If your class is focusing a lot in your proofs never go for what something "sounds" like. Is there anything in the definition of convergent sequence that tells you about the the nature of the limit? You are actually talking about a corollary of this proof. Also, if ypu prove something you can use it, that's why you if you prove the first half of cauchy criterion you can use it. Just don't calñ it that.

Just give up dude, you're a brainlet.

Take for example 1/n. This is a sequence taking values only in an open interval (0,1), but as you can see this doesn't imply that the limit also lies there.

in our case it is of course true that any convergent sequence taking values in integers has an integer for a limit. that's because the integers are what is called a "closed set" - closed sets are precisely those which contain all limits of its convergent sequences. in my example I actually proved that (0.1) is not a closed set - the sequence 1/n lives there, but its limit lives somewhere else. check wikipedia for "metric spaces", "closed set", "cauchy sequence"

is this sufficiently rigourous then?

No.

how about this then?

Proof by contradiction:

Let [math](a_n)_{n=1}^\infty [/math] be a convergent sequence of integers with the limit [math] L [/math] and let [math] \varepsilon = 0.5 [/math].

Since [math](a_n)_{n=1}^\infty [/math] is a convergent sequence there is an [math]N \in \mathbb{N} [/math] such that
[math] |a_n - L| < \varepsilon = 0.5 [/math] for all [math] n > N [/math].


Suppose there exist [math]i,j > N [/math] with [math]a_i \neq a_j [/math] then
[eqn] 1 \underset{\text{Since }a_i\text{ and }a_j\text{ are distinct integers.}}{\leq} |a_i - a_j| \underset{\text{Triangle inequality}}{\leq} |a_i - L| + |L - a_j| < 0.5 + 0.5 = 1[/eqn]

Contradiction thus we must have [math]a_i = a_j [/math]. for all [math]i, j > N [/math].

q.e.d.

I dont think this is logically coherent because the |a_n - L| definition should hold be arbitrarily small values of epsilon whereas you've set epsilon to 0.5

We take a convergent sequence so we already know that for all epsilon>0 there is such an N. Since it works all epsilon>0 it must also work for specific one like 0.5.

oh okay. could you answer this question then

if you havent done cauchy sequences, you have to prove that convergent seq are cauchy seq.

First: for any integers [math]m. n[/math] their difference is either 0 or [math]|m-n| \ge 1[/math]. Since the sequence converges to some [math]a \in \mathbb{Z}[/math], for every [math]\varepsilon > 0[/math], there is an integer [math]N>0[/math] such that [math]|a_n - a|N[/math]. Choosing [math]\varepsilon = \frac{1}{2}[/math], one obtains an [math]N[/math] such that [math]|a_n - a| N[/math].

>m. n
m, n

Literally pick epsilon be 0.5

As it is convergent there exist a satisfactory delta so that the terms and the value are less than 0.5 apart

But the value is an integer, and the terms are integers. And there no integers that are less than 1 apart, so you can see that such integers are 0 apart and thus are equal.
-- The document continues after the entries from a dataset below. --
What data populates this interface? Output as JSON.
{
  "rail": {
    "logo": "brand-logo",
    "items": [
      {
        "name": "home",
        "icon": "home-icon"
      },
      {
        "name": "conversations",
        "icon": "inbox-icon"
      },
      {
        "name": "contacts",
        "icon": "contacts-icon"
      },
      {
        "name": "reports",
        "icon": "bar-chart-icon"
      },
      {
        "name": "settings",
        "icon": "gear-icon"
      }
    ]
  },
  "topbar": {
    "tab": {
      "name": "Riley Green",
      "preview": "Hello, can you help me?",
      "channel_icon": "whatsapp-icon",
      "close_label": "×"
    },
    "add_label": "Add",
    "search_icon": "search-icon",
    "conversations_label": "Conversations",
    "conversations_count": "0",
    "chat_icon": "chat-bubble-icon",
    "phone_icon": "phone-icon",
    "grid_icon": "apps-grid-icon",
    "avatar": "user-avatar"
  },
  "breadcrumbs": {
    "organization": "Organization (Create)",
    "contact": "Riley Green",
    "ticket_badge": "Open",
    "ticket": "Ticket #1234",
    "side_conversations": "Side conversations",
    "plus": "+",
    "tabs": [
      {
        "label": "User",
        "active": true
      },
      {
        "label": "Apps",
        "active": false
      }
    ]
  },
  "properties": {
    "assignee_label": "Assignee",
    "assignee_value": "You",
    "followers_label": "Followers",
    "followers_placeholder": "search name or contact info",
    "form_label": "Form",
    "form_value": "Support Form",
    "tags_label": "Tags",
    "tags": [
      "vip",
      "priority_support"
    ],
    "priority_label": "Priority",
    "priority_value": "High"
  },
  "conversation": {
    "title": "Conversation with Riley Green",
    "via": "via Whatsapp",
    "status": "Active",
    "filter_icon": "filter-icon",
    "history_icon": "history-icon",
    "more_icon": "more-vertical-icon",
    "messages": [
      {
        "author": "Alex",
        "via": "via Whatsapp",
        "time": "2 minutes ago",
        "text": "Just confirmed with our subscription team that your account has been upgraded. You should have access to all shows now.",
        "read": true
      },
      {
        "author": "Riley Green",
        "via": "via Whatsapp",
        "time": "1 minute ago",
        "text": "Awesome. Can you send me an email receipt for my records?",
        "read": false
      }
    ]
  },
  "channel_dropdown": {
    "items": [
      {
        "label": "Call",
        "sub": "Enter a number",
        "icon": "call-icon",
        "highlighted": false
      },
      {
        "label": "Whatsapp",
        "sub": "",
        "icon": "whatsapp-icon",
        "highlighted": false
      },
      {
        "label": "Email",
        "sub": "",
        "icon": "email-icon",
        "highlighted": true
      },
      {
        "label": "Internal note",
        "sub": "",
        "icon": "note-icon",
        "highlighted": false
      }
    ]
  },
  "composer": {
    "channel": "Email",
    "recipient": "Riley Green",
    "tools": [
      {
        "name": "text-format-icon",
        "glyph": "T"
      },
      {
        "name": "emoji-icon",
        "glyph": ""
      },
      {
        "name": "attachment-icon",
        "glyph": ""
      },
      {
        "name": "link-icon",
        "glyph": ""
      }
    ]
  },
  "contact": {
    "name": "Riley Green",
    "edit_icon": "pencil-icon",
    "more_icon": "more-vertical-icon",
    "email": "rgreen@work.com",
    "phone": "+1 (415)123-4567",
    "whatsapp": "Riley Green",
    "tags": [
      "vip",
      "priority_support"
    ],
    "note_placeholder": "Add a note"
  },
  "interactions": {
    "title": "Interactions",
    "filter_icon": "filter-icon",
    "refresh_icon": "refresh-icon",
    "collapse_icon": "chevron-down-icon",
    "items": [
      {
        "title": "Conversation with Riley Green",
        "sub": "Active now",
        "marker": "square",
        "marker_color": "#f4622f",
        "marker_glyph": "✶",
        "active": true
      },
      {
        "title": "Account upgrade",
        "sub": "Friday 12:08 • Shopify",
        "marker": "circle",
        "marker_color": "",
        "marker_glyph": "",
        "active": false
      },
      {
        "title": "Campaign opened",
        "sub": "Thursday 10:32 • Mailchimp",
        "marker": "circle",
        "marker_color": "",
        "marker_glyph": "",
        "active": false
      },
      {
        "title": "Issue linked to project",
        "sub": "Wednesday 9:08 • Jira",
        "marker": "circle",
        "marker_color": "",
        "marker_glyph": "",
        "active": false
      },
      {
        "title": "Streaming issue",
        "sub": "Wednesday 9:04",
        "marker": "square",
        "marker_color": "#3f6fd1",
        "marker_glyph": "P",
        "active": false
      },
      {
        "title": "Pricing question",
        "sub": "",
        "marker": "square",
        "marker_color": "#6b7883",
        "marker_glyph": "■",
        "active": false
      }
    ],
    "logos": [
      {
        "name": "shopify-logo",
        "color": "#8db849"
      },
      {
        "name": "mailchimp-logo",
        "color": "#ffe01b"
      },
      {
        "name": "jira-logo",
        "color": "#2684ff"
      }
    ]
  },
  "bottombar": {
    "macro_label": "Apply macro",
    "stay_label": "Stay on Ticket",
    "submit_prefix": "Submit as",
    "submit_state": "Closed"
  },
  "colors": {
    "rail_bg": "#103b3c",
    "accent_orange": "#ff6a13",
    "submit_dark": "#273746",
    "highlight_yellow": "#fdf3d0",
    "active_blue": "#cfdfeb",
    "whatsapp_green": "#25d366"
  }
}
very c-cute anime girl a-user

T-thanks. You might not believe it, but it's really me in the pic.

You don't know the limit is an integer fuckface.

It has to be if the sequence converges. If it's not, then there is always a positive distance between the closest integer and the limit, and one can choose epsilon to be half of that, and thus contradict the assumption that the limit is not an integer.

Yea, but you are using the result. OP cannot assume that without already using the result he has.

That's not the result. The result uses that the limit is an integer, this proves the limit is an integer. This is just the definition of convergence combined with the fact that the distance between an integer and a non-integer is positive. What is used in the proof of OP's claim is that the limit is an integer, and then the sequence eventually becomes constant.

lel

You can easily prove it. Suppose it is not an integer. That means it is between integers. Let the limit be c. Then pick an epsilon neighbourhood of c such that the neighbourhood is completely between the two integers around c.

This epsilon neighbourhood should have infinitely many sequence terms, but as every term is an integer, none are.

Easy contradiction.

Is this thread "I got a D in real analysis" general?

OP was using it without proof.

brainlet here. why don't you know L is an integer if the series given was a series of integers?